思案顔の私に、妹は思いついたようにポン、と手を打つ。


「ラインは、お姉ちゃんがいじけて泣いて、玄関にスマホ忘れたことあったでしょ?そん時に連絡先もらった」

「……だからラインが開かれていたのかっ…!何でそんなことするの!……私、椿がそんなことする人なんて――――」


「春って、名前で呼ばれ始めたんじゃない?」


「――え?」


 何故……それを……?

 私はまだ妹に先日の件は話していない。不木崎の特級デリケートな話もあったことから、その話題は避けていた。もちろん、名前呼びの下りなど言った記憶もない……。


 驚く私をよそに、妹はピンと人差し指を立てる。


「昨日、私たちが入れてるGPSアプリ見てたら、お姉ちゃんがすっごい勢いで走ってるのがわかったの。……でも、確か職場体験だったでしょ?喫茶店って聞いてたからおかしいなって思って。あと、めちゃくちゃ土砂降りだったし」


 ごくり、と唾を飲み込む。

 どこまで……知ってるの…。


「お姉ちゃんその前の日に泣いてたから、ふっきーのライン一応もらってたの。案の定だったよね……いじけて、どっか逃げたんでしょ?」

「ヒュ」

喉が鳴る。


 昔から妹は妙に勘が鋭いところがある。

 み、見透かされてた…?


「だから、私がふっきーに電話して、お姉ちゃんの居場所を伝えたの。……確か公園だったっけ?ふっきーも何か焦ってたから、やっぱりなーって思ったな~」


 妹が形勢逆転したのを確信したのか、表情をどんどんニヤつかせていく…。

 正座してるくせに、態度は指数関数的にデカくなっていく。


「その時、『私が』言ったの。お姉ちゃんのこと春って名前で呼んで…って。

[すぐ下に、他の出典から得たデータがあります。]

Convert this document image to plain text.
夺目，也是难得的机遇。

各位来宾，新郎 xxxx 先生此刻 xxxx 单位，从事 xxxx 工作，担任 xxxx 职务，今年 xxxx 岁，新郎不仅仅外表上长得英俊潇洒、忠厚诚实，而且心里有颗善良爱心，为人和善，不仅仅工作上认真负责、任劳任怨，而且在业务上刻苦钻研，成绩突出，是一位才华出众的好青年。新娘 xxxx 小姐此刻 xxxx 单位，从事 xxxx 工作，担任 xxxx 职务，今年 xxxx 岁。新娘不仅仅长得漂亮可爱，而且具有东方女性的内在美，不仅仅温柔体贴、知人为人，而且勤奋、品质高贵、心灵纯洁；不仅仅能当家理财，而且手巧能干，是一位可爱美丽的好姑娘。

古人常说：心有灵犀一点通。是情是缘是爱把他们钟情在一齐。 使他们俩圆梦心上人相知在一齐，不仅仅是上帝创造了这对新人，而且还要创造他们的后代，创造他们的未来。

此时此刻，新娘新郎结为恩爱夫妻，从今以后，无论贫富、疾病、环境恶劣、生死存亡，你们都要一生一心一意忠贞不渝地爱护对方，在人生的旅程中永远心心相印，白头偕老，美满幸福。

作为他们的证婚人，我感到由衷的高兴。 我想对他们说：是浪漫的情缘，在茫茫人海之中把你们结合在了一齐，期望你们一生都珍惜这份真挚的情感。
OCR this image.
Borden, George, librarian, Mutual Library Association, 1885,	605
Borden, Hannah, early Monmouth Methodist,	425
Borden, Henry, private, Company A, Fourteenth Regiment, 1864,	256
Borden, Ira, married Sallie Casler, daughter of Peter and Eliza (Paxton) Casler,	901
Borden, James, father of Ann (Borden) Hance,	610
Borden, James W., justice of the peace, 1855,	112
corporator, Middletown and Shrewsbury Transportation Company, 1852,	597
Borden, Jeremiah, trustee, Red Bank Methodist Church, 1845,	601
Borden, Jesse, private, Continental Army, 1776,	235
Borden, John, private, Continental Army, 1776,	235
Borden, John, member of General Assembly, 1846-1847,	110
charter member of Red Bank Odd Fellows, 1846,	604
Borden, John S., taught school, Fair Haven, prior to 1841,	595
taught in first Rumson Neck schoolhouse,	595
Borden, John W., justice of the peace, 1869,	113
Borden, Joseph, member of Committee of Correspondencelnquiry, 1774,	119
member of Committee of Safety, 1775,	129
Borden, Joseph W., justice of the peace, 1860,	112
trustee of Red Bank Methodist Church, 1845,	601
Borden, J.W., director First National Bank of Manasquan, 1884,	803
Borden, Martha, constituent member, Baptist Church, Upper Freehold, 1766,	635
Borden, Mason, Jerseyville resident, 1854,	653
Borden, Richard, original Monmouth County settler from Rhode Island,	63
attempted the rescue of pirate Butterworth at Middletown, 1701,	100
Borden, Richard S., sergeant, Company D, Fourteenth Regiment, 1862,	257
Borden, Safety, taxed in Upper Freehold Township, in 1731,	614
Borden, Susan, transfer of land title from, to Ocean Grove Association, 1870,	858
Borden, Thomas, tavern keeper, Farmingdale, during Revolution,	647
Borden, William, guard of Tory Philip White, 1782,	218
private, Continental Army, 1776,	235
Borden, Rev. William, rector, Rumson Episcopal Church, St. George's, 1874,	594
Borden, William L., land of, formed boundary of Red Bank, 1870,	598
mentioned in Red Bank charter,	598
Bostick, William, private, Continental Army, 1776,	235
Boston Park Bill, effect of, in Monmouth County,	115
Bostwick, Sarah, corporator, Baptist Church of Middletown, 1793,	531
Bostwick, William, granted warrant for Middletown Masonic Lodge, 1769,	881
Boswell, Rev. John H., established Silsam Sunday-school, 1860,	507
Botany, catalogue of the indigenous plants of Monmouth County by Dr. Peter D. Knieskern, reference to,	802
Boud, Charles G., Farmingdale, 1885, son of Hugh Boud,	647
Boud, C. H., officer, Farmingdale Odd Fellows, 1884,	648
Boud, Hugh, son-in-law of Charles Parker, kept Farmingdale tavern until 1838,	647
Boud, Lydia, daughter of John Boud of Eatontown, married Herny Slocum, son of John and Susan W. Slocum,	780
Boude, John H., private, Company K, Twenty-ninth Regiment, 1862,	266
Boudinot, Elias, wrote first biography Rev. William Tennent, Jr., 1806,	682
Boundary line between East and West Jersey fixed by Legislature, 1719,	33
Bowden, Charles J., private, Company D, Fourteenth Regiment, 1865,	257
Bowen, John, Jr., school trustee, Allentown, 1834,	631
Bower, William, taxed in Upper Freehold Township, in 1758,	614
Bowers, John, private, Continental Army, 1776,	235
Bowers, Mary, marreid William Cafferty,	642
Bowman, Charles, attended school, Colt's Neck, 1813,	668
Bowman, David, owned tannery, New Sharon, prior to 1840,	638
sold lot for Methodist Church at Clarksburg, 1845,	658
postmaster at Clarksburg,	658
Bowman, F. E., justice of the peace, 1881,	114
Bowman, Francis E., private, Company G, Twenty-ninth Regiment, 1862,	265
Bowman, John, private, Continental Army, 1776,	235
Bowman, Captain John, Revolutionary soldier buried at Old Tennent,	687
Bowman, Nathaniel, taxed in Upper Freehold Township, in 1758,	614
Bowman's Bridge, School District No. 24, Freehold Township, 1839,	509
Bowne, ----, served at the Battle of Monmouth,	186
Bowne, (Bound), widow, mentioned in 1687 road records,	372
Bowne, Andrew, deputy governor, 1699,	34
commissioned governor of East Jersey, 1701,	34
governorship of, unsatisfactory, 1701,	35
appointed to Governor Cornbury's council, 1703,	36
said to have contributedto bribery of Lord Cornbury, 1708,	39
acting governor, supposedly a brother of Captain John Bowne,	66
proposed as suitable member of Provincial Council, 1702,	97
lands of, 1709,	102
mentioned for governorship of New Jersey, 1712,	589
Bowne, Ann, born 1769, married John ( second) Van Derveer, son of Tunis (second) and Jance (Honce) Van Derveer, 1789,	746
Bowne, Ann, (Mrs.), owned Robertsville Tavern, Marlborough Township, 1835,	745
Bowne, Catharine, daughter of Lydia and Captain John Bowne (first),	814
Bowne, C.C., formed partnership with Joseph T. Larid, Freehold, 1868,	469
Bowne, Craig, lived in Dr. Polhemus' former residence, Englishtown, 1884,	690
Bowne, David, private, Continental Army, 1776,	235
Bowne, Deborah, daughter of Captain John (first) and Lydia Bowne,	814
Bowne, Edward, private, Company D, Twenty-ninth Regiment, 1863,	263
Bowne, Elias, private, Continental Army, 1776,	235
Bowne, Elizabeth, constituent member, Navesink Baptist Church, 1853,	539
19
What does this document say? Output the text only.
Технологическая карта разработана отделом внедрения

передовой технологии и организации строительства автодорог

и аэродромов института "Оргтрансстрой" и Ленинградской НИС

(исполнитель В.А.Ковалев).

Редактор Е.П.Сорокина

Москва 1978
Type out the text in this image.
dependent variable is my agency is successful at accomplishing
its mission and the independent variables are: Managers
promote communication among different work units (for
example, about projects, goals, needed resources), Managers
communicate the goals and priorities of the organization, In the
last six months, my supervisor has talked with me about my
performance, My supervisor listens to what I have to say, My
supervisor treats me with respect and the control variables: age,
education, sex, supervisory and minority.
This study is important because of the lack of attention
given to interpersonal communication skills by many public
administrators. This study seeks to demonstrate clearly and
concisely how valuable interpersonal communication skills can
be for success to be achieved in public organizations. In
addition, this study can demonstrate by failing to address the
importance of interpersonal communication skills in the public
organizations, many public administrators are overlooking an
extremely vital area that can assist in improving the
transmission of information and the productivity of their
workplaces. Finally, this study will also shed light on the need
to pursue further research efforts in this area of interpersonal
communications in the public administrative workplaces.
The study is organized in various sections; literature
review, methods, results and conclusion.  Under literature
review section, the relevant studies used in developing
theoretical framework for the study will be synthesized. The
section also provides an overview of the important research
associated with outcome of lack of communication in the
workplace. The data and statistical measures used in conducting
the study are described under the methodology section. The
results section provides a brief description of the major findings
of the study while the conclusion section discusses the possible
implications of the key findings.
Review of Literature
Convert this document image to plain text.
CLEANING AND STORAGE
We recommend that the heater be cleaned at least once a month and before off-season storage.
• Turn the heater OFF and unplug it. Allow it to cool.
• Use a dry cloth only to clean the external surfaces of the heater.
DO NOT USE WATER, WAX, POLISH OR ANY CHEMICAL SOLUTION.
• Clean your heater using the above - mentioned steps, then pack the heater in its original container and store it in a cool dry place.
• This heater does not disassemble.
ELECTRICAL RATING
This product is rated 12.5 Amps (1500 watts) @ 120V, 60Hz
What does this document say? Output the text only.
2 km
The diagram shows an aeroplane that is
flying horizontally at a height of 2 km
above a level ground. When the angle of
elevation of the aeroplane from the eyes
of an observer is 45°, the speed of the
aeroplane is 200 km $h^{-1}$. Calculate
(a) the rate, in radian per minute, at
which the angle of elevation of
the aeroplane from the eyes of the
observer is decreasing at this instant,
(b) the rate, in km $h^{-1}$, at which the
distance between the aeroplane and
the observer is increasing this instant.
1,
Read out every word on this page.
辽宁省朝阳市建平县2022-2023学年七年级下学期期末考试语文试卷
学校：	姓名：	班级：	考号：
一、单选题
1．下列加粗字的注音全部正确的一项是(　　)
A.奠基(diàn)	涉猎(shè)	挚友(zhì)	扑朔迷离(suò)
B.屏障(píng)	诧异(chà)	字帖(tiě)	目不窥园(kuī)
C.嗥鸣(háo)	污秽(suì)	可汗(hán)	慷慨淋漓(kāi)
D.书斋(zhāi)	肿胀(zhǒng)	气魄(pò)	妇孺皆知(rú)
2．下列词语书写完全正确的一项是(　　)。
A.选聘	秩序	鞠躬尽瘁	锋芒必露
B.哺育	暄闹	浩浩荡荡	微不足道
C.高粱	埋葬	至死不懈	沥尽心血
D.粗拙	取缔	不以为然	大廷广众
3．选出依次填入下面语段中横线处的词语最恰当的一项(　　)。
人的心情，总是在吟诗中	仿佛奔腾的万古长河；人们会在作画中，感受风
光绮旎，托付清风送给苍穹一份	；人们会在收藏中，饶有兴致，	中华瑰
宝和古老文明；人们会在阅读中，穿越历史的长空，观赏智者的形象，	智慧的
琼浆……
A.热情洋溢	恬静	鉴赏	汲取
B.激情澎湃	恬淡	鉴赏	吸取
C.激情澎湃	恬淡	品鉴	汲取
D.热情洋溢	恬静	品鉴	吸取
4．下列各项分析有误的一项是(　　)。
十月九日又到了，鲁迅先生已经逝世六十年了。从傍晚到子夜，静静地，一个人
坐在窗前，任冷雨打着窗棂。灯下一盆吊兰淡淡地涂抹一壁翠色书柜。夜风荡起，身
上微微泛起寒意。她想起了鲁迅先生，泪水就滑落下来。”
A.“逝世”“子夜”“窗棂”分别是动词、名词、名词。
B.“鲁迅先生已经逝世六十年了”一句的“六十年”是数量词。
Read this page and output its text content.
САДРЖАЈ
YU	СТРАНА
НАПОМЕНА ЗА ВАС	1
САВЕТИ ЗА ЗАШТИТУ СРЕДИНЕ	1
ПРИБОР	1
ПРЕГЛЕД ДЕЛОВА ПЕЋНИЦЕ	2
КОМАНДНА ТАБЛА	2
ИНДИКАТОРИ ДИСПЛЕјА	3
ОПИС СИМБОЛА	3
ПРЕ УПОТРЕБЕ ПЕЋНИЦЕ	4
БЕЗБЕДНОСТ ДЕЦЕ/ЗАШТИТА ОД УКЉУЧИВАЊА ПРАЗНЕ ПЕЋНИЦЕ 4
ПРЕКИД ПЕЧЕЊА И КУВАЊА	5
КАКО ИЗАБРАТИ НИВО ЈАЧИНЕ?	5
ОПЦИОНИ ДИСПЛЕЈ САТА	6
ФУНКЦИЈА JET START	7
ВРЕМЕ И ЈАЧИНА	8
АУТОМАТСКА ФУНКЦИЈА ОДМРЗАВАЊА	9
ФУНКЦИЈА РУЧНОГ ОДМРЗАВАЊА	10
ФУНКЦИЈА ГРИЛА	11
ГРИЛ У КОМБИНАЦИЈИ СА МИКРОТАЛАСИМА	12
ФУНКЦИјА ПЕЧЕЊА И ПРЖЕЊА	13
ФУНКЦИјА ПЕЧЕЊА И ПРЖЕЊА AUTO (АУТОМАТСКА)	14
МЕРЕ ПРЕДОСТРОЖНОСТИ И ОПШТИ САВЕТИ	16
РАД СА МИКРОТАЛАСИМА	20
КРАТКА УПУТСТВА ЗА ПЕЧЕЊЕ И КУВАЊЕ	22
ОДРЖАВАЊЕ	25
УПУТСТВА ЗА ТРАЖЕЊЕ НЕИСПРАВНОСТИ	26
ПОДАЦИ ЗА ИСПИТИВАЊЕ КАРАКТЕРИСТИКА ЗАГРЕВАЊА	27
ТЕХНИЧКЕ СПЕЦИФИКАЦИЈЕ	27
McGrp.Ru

……ちょっと待ってちょっと待って?……あれれぇ?これ、お礼を言われてもおかしくないくらいなのに――」


 妹は止めと言わんばかりに、口角を吊り上げた。


「――私、何で正座させられてるんだろうね…?」


 私はすぐに妹を抱っこして、ソファーに座らせた。私は床に正座する。

 どうやらこの子のおかげで不木崎は無事、私のところまでたどり着いたらしい。

 ……泥棒猫と思ったら救世主だったって噓でしょ…!


「……そ、その……ご、ごめ……」

「え~?聞こえなーい」

「ごめっ、ごめん……なさい……!」

「あ、やっべ、鼻血出るってこれ。まじふっきー感謝だわ」


 スンスンと鼻をすする妹に私は何も言えない……!悔しい……!

 ただ、ふっきーとのやり取りはどうやら知らないようだ。そこは良かった…本当に。


「てかさ、やっぱお姉ちゃんふっきーと結婚したいの?」


 話が飛ぶ。結婚したいかって?したいに決まってんだろ!

 もうどれくらいしたいか表現できないくらいしたいよ!


「したい!……です」


 ただ、まだ下手にしか出れない。

 明確な上下関係が生まれてしまっている。


「確か、男の子って法律で二人以上と婚姻結ばないといけないよね?…お姉ちゃん、それ耐えられる?」

「え、無理」


 ふっきーの隣に、知らない女……?

 え、どうしよう。科学の力とお風呂場を借りて、完全犯罪しなくちゃいけない…!


「だ・か・ら!私でしょ!」


 そう言って、薄い胸板を誇らしげに張る椿。

 何を言ってるんだ……この子は。


「どこぞの変な女に捕まるよりは、私が二人目になった方がお姉ちゃんも安心でしょ?……いないよ~むっつりスケベのお姉ちゃんの意図をくみ取って、ふっきーに的確なアプローチをかけてくれる助っ人」

「………確かに」


 一理ある。実際、私は不木崎との関係性の中で、この妹に何度も助けられた。

 不木崎が公園に現れた時、もしも私のことを『春』って呼んでくれなかったら、私は止まらず、そのまま大雨の中へ走り去っていっただろう。

 この妹、本当に救世主である。


「……でも、椿モテるから、他の男の子も選べるのに……いいの?」

「いいに決まってるじゃん!ふっきーとちょっとラインで通話したくらいだけど、あ、この人の子ども生みたいな、って思うくらいには好きになったし!」


 妹の返答に、私は頭を抱える。

 ……流石私の妹。思考回路が私と変わらな過ぎて泣けてくる。


「てかさ!写真見せてよ!写真!私まだ生ふっきー見てない~!なんかラインのアイコンちっちゃくて、ちゃんと見れてないし~」

「……まだ、ダメ!」

「独占欲強いなー……まぁ、別にいいけど」


 ふんふん、と嬉しそうにソファーで足をパタパタさせている妹。ご機嫌だ。

にしても、重婚か…、盲点だった。

 だが、椿の言ったプランであれば何も問題ない。


 私は思考の途中で胸がキュッと苦しくなり、唇を尖らせてしまう。


 ……ふっきーが他の女の子と結婚したいって、思わなければ…だけど。